Die letzte Inventur der Welt
Morgen endet die Geschichte: Die 60. Ausgabe des Fischer Weltalmanachs wird seine letzte sein. Der Alleswisser ist (nicht nur) ein Opfer der Digitalisierung.
Das Bild entspricht nicht. Nichts fällt aus der Zeit, allerhöchstens fällt es in der Zeit. Und doch ist es dieses Schicksal, das der vielleicht bekanntesten haptisch erfahrbaren Enzyklopädie unserer Zeit nachgesagt wird. Der Weltalmanach, dieser Buchziegel, dessen Name den Eindruck am Leben hielt, das Wissen dieser Welt könne greifbar, käuflich und doch zumindest verschenkbar sein. Nur allzu oft dürfte das dicke Taschenbuch unter diversen Christbäumen zwischengelagert worden sein. Nur allzu oft dürfte es danach ungelesen, aber in nobler Auslage des Bücherregals verschwunden sein.
Die morgen erscheinende 60. Ausgabe des Fischer Weltalmanachs wird seine letzte sein. Damit folgt die bekannte Taschenbuch-Enzyklopädie dem großen Bruder Brockhaus nach, dessen Printausgabe bereits 2014 eingestellt wurde.

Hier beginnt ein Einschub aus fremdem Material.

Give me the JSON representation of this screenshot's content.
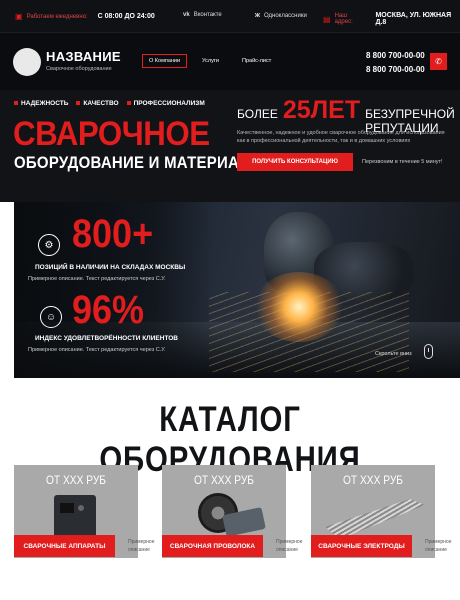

Die Momentaufnahmen des Wissens haben das Duell mit den neuen dynamisch-digitalen Konkurrenten am Markt offenbar verloren. Auch weil InstantDienstleister à la Wikipedia mit unschlagbarer Aktualität und grenzenlosem Umfang in Zeiten der Gratiskultur den klassischen Print-Enzyklopädien die
Felle wegschwimmen lassen. Ein Hinweis, dass es nicht an Qualität und Verlässlichkeit lag: Wikipedia zitiert den Weltalmanach, umgekehrt ist dies naturgemäß nicht der Fall.
Vor einem halben Jahr kündigte der Fischer-Verlag an, die Produktion der Jahrbuchreihe mit dem Jubiläumsband einzustellen. „Wir mussten feststellen, dass ein inhaltlich wie produktionstechnisch so ungeheuer aufwendiges Projekt angesichts der Dominanz der Internet-Recherche nicht mehr genügend Leserinnen und Leser findet“, lässt der Verlag wissen. Leicht ist die Entscheidung nicht gefallen: Zurück aus dem amerikanischen Exil, lag dem Verlegerpaar Brigitte und Gottfried Bermann Fischer viel daran, nach dem Zweiten Weltkrieg publizistisch zu einer offenen Gesellschaft beizutragen. Dabei sei der Weltalmanach, der bei seiner ersten Ausgabe 1959 noch von „Fischer Bücherei“verlegt wurde, „eines der wichtigsten Projekte, das wir bis zum heutigen Tag mit Überzeugung weitergeführt und weiterentwickelt haben“, heißt es nun vonseiten des Verlags.
Technologisch war von dieser Weiterentwicklung freilich wenig zu spüren: „Der neue Weltalmanach 2019 mit CDROM“, wirbt der Verlag auf seiner Website für die letzte Ausgabe. Einem jüngeren Publikum dürfte der Begriff „CD-ROM“eher wenig geläufig sein. Und auch beim Cover setzte Fischer statt auf mutige Innovation lieber auf strikte Kontinuität. Als bräuchte neuwertiges Wissen keine neuwertige Verpackung. Nicht nur als Wissensdienstleister, auch aufgrund seiner spielerischen Elemente wird der Weltalmanach fehlen: mit seiner Flaggenschau, seinen Landkarten und der schieren Wucht an Länderdaten. Das Nachschlagewerk bietet zunächst Einblicke und später Rückblicke: ein objektiver Fußabdruck der Welt, wie sie heute ist. Und morgen gewesen sein wird.